The graph has n=30,239,687 nodes.  Node labels are held in the char array
Problem.aux.labels.  Nodes 1 to 22,281,874 all have labels starting with 
the capital letter "P", and are PubMed indentification numbers of the    
MEDLINE documents.  Nodes 27,683,534 to n all start with the letter "C", 
and refer to UMLS terms.  Nodes between these two sets of nodes refer to 
n-grams; none of them start with P or C (or any capital letter).

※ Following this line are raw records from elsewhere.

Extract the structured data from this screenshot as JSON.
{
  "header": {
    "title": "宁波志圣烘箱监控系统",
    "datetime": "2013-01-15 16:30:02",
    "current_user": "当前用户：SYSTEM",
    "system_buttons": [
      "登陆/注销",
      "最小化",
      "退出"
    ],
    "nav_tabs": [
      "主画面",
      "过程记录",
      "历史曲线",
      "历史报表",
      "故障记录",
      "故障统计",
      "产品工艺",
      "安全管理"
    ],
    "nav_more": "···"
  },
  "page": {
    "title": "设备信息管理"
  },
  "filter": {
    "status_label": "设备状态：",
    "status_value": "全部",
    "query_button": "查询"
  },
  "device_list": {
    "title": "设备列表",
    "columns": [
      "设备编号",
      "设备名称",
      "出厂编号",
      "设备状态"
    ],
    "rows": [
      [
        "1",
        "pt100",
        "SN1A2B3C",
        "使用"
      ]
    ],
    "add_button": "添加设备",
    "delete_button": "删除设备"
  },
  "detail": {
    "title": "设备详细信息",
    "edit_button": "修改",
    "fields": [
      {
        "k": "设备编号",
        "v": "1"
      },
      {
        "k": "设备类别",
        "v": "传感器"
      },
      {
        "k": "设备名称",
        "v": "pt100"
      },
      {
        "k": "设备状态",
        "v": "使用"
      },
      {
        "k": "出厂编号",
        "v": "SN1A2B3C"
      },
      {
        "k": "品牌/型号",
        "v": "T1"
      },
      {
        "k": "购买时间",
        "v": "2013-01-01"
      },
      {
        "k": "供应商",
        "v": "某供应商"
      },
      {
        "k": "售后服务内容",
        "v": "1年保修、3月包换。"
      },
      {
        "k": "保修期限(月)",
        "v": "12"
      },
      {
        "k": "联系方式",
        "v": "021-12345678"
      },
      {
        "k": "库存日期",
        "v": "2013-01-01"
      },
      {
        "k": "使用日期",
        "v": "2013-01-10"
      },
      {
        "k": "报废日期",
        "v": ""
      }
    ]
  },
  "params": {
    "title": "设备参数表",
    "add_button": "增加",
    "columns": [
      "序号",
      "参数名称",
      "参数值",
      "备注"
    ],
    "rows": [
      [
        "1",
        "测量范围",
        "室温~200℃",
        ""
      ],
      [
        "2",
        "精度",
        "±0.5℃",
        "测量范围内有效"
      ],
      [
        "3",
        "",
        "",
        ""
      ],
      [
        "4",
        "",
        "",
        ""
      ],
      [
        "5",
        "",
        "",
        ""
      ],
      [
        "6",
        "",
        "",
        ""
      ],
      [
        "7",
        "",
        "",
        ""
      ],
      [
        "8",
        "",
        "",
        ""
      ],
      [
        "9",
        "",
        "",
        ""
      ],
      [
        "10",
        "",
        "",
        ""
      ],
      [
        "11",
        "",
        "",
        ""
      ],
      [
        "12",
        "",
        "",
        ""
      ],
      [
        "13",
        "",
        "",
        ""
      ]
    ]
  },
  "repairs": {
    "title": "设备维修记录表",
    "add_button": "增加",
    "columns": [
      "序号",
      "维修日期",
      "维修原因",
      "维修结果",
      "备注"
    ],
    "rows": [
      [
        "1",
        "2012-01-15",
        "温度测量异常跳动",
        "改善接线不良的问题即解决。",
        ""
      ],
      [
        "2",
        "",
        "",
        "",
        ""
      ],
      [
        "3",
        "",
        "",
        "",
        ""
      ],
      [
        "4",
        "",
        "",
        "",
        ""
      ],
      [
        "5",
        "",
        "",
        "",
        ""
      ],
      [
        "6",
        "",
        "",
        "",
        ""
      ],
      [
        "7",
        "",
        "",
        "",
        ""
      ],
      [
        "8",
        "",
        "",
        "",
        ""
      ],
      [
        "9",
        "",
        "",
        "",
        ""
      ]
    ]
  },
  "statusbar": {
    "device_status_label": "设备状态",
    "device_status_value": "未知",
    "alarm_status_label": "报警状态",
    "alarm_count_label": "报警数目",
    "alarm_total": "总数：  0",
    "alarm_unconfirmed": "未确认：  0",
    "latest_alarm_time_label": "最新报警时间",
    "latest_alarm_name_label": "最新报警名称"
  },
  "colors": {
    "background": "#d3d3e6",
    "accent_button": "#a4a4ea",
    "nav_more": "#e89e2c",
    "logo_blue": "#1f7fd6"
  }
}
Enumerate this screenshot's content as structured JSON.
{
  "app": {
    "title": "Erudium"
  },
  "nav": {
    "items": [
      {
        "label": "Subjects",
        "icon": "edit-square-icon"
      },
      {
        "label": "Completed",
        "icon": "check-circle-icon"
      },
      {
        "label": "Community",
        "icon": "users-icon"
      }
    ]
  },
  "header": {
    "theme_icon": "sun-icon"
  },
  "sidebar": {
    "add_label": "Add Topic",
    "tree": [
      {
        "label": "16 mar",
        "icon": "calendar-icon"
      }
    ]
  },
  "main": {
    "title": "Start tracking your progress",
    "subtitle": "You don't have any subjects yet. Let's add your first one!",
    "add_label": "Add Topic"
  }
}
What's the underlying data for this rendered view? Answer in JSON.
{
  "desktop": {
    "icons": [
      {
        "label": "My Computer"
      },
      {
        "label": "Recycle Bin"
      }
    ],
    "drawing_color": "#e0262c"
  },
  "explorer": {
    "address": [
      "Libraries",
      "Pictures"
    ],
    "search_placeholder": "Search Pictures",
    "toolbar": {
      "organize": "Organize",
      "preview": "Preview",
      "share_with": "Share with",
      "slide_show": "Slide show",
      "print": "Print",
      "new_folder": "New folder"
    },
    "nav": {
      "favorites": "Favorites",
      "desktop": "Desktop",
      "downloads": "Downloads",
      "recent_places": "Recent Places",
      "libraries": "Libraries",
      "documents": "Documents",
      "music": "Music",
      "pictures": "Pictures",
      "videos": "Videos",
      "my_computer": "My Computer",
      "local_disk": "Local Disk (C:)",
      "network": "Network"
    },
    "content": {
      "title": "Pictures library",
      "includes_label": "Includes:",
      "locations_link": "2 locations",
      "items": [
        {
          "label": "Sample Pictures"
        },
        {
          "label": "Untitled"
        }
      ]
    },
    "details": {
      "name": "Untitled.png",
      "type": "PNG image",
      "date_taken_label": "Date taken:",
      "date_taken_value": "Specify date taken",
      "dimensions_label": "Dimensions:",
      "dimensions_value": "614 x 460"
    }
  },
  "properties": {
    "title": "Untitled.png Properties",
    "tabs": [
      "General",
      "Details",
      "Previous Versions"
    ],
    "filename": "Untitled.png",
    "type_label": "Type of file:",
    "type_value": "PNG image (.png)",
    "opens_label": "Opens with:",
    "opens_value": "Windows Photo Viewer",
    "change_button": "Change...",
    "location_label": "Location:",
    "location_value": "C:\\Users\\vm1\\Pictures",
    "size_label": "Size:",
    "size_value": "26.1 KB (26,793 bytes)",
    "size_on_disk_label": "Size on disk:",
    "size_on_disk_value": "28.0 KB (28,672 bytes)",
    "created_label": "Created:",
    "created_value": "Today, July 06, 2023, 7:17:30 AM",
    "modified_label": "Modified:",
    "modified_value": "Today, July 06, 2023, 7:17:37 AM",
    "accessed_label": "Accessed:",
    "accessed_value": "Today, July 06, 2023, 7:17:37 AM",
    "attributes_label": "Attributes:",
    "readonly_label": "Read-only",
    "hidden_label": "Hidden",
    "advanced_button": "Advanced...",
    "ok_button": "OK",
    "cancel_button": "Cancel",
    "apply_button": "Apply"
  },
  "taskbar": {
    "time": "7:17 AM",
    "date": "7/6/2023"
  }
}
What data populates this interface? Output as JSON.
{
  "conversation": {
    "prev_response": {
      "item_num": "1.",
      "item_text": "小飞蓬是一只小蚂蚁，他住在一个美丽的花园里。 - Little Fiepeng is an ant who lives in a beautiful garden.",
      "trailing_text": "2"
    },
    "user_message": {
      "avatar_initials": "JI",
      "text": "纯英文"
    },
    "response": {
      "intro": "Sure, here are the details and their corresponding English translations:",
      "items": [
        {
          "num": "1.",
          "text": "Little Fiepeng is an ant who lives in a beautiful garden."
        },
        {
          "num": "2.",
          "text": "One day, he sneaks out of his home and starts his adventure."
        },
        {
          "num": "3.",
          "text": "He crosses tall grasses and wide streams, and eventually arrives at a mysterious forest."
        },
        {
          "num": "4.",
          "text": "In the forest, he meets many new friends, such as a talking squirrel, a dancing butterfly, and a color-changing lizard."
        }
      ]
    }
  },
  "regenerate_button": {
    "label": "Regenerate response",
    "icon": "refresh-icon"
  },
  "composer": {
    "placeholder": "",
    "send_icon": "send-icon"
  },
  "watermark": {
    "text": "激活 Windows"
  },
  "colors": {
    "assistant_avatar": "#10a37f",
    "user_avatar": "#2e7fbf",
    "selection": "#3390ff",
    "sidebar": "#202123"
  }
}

The     
label of the kth node is also the kth line in the labels text file, and  
to the kth row and column of the matrix.                                 
The graph has 4,023,336 explicit zero edges, which are very important    
to the problem.  They link automatically mined n-grams to UMLS terms     
representing the same concept.  The goal is to find shortest-paths,      
so an edge of zero-length is important, and not the same as no edge      
at all.  The pattern of the explicit zeros is held in Problem.Zeros      
in the MATLAB representation, and are part of the files for the Matrix   
Market and Rutherford-Boeing formats.  To operate on the graph G in      
MATLAB, use G = Problem.A + 1e-100 * Problem.Zeros, or some other        
suitable tiny value.  The nonzero edge weights in the graph range in     
value between 5e-15 and 3.0.  There are no negative edge weights.        
The graph also has d=3,106,164 duplicate edges; it could be considered   
a multigraph.  However, since the problem is to find shortest paths, the 
duplicate edges are not needed.  The matrix in the SuiteSparse Matrix    
Collection holds the smallest edge weight for any duplicate.  The        
duplicates not in the matrix are held in Problem.aux.duplicate_edges,    
as a d-by-3 dense matrix, where each row holds [i j eij] for the edge    
(i,j) with weight eij.